In a world first for an airport, Gatwick has installed two thousand indoor navigation beacons enabling augmented reality wayfinding.
One part of the Jisc Intelligent Campus project is to reflect on the landscape in this space, and one part of that is what is happening elsewhere, in retail, entertainment and transport.
Learning from other sectors and provide useful guidance and inspiration on what is possible and we can evaluate the potential for applying new processes and technologies in an educational context.

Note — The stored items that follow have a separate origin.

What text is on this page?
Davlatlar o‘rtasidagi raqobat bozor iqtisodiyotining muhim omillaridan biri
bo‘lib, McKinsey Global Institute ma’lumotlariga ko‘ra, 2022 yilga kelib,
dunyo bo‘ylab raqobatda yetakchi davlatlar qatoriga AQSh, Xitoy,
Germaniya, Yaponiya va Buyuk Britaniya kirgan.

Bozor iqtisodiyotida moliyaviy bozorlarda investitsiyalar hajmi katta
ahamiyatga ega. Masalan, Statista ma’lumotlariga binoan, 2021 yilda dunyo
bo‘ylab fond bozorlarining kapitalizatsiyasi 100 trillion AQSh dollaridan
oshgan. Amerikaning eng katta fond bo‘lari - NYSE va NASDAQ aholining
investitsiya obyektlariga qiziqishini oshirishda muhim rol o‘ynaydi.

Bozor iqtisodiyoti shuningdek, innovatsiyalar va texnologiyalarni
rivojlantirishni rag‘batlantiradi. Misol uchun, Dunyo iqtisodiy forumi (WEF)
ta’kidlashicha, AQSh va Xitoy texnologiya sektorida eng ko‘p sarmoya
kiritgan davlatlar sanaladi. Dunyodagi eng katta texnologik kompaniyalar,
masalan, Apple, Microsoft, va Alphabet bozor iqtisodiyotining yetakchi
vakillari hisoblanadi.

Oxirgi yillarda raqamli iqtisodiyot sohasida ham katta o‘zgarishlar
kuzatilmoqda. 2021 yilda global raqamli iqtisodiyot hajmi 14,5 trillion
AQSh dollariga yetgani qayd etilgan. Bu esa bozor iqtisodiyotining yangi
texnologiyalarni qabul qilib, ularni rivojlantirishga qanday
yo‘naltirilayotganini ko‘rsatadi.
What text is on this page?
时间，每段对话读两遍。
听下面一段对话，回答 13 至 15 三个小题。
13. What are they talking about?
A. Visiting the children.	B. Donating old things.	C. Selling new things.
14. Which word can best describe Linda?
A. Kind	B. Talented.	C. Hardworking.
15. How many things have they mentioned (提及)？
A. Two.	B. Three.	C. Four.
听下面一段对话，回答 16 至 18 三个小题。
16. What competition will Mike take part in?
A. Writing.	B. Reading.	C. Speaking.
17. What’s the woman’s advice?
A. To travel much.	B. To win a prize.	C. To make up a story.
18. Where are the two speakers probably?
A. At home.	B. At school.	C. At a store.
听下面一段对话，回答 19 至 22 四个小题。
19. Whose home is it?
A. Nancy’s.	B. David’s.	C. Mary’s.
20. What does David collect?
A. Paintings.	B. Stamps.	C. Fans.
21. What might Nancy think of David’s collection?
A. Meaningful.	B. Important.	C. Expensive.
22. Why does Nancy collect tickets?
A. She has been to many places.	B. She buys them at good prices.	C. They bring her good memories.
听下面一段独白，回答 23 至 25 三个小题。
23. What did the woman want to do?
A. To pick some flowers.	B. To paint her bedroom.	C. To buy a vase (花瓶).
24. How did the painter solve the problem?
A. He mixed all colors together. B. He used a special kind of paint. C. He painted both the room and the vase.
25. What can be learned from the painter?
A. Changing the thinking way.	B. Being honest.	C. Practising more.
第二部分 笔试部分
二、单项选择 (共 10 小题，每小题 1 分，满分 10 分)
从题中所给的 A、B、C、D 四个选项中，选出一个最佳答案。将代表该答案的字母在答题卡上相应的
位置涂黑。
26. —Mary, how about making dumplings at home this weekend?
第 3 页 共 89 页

Gatwick Airport is the UK’s second largest airport and one of the busiest single runway airports in the world. The two thousand beacons have been installed across Gatwick Airport’s two terminals providing an indoor navigation system that is much more reliable than GPS and that enables augmented reality wayfinding for passengers – a world first for an airport.
The lack of satellite signals makes road-based navigation systems – such as Google or Apple maps – unreliable indoors, so Gatwick has deployed a beacon based positioning system to enable reliable ‘blue dot’ on indoor maps, which in time can be used within a range of mobile airport, airline or third party apps.
The beacon system also enables an augmented reality wayfinding tool – so passengers can be shown directions in the camera view of their mobile device – making it easier for passengers to locate check in areas, departure gates, baggage belts etc.
The new navigation technology is currently being integrated into some of the Gatwick apps and the airport is also in discussion with airlines to enable the indoor positioning and wayfinding tools to also feature on their app services.
No personal data will be collected by Gatwick although generic information on ‘people densities’ in different beacon zones may help to improve airport operations including queue measurement, streamlining passenger flows and reducing congestion.
Airlines could go further – and with the consent of their passengers – may send reminders on their airline app to late running passengers, for example, or find out where they are and make an informed decision on whether to wait or offload their luggage so the aircraft can take off on time.
Retailers and other third parties may also use the beacon system to detect proximity and send relevant offers or promotional messages, if the passenger has chosen to receive them.
Battery powered beacons kept logistical complexity and costs low, with deployment taking just three weeks, followed by two months of testing and calibration.
The new technology is part of Gatwick’s £2.5 billion investment programme to transform the airport.
Abhi Chacko, Head of IT Commercial & Innovation, Gatwick Airport, said:
“By providing the infrastructure we’re opening the door for a wide range of tech savvy airport providers, including our airlines and retailers, to launch new real-time services that can help passengers find their way around the airport, avoid missing flights or receive timely offers that might save them money.
“We are proud to be the first airport to deploy augmented reality technology and we hope that our adoption of this facility influences other airports and transport providers so that it eventually becomes the norm.”
The tech stack comes with an indoor map which shows up to date content, positioning with +/-3m accuracy, and navigation technology that is dynamic and recognises, for example, areas currently under construction, or multi floor navigation including when taking lifts, proximity to retailers etc.
You can immediately see the application of such a technological rollout to a college or university campus. As I mentioned in a previous blog post, I said
With the forecast growth of apprenticeships and degree apprenticeships, colleges and universities will find their campuses awash with apprentices who are only on campus for a day a week or for blocks of a week or two. These learners will have the challenge of finding their way round, but not having the luxury of exploring the campus that full-time students often have.
This kind of beacon technology combined with apps from the college or university admin could make life easier for all students (and visitors) who are on campus.
You can also imagine how retail outlets and academic departments, could like the airlines in the Gatwick project could use the technology to provide real-time services (and in the retail space offers) for students.
What are your thoughts on this kind of technological development?